Friday, April 12, 2013

Has Traditional TV Seen Better Days?

Just saw an article on USA Today ( http://m.usatoday.com/article/news/2061127 ) that raises the red flag on the future of traditional television. It seems as if the number of new cable TV subscribers is at an all time low suggesting that people are looking at other sources for video entertainment. Instead of paying high dollar for 300+ channels, more people are subscribing to Netflix, Hulu, and Amazon TV. Even though the programming on these services is not real-time, people don't seem to care.

What does this information tell us? It tells is a couple of things. First, people are tired of paying the high fees for television service of which most of the channels or programming is of no interest. Think about it, how many channels are you paying for? Of those channels, how many are of interest to you? For example, I have over 300 channels available with my subscription. Of those channels I have about 3 television shows that I routinely watch outside of sports programming. Other than that, I could care less about the rest of what is on TV. What is interesting is that the three different shows I enjoy is spread across different tiers of service requiring me to purchase a larger package. Is this a random accident that I enjoy programming that makes me have more channels than I need? No, this is by design. Cable companies split popular networks across different pricing tiers so you will buy more.
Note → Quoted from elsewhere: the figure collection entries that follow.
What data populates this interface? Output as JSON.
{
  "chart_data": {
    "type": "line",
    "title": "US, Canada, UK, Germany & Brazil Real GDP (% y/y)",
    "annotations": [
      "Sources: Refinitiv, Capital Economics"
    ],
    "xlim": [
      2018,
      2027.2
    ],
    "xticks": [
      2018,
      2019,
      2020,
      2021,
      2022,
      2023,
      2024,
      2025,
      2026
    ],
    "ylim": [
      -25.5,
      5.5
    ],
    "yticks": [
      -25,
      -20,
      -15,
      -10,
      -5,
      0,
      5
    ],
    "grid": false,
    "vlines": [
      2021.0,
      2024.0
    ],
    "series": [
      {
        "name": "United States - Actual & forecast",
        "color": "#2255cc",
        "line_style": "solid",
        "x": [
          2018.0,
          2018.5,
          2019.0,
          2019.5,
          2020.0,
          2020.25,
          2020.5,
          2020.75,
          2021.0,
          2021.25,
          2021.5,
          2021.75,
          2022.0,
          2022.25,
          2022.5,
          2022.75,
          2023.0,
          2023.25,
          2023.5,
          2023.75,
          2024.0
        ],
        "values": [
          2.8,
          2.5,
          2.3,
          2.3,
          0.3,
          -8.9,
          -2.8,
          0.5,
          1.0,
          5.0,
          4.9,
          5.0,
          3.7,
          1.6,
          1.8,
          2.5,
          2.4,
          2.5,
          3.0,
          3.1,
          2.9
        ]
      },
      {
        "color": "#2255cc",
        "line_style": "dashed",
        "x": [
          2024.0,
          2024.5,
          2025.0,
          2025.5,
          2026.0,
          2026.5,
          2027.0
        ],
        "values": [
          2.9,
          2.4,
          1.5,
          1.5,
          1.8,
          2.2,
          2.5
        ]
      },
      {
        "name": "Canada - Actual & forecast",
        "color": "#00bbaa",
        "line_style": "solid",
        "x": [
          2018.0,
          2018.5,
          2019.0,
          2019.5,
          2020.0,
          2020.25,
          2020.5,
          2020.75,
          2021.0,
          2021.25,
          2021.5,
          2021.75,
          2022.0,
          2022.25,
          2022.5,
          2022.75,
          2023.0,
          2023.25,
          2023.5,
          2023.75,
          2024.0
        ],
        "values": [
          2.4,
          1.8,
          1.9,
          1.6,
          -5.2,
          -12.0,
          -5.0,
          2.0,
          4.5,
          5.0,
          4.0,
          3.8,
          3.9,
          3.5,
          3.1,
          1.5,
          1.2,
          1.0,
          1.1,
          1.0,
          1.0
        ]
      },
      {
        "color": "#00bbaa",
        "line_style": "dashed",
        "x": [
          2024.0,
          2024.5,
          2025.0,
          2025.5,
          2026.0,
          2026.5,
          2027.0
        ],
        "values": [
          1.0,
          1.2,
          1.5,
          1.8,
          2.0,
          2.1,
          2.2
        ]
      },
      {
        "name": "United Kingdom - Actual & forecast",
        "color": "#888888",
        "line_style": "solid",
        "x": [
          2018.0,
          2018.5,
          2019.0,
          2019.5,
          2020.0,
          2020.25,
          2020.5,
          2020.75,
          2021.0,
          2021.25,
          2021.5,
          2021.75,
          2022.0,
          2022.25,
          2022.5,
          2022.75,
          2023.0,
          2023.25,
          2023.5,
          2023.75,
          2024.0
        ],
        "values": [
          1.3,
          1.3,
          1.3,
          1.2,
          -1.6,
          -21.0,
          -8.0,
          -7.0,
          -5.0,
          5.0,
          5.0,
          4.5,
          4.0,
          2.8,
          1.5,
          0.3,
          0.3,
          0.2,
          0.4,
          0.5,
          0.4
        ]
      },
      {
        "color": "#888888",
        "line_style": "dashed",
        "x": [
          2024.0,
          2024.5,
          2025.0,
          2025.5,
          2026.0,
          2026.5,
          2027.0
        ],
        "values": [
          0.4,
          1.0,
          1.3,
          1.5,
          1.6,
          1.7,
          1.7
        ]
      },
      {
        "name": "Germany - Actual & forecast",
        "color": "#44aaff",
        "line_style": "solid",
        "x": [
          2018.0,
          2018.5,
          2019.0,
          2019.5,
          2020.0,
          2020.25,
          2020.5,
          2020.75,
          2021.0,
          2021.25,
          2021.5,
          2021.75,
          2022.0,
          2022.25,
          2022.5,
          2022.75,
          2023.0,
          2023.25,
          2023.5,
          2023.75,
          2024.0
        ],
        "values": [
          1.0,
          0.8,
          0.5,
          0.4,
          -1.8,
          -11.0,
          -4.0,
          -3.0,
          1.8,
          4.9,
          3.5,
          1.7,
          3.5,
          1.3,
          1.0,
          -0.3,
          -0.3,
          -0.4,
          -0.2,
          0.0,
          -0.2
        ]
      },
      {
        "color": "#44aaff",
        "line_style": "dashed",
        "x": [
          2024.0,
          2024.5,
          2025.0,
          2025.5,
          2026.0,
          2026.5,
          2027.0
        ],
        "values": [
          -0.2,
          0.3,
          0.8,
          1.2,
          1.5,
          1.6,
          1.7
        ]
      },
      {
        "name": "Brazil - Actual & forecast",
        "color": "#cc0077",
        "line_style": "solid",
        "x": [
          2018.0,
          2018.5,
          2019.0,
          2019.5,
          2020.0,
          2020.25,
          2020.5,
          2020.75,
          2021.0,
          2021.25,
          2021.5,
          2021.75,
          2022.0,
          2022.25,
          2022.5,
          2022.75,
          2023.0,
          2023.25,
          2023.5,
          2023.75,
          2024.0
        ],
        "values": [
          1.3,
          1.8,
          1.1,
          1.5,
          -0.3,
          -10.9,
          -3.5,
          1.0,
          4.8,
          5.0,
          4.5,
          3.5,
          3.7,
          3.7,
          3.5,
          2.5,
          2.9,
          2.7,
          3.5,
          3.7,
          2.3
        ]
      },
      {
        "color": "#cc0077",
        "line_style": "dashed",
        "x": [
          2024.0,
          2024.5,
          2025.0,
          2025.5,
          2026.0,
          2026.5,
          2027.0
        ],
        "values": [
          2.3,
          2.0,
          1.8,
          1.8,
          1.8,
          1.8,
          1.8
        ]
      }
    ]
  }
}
I believe people are tired of paying high fees for lack of quality. Therefore, many are turning to Netflix and other services to watch programming on demand. This eliminates paying a lot for a little and allows flexibility in an individual's schedule. Sounds like a good idea? I am starting to think so.

Second, the quality of programming is horrible. Sitcoms are poorly written and stand as being family unfriendly. You will notice most sitcoms have a short life as compared to their ancestors. With a lack of quality coming at a high price it is no wonder that people are turning to on-demand programming from the Internet. It seems as if those who make programming decisions would remove the regulation that denies the consumer the ability to only order the networks they are interested in. I guess money talks. Looking at where the public is starting to look, things may change in the future.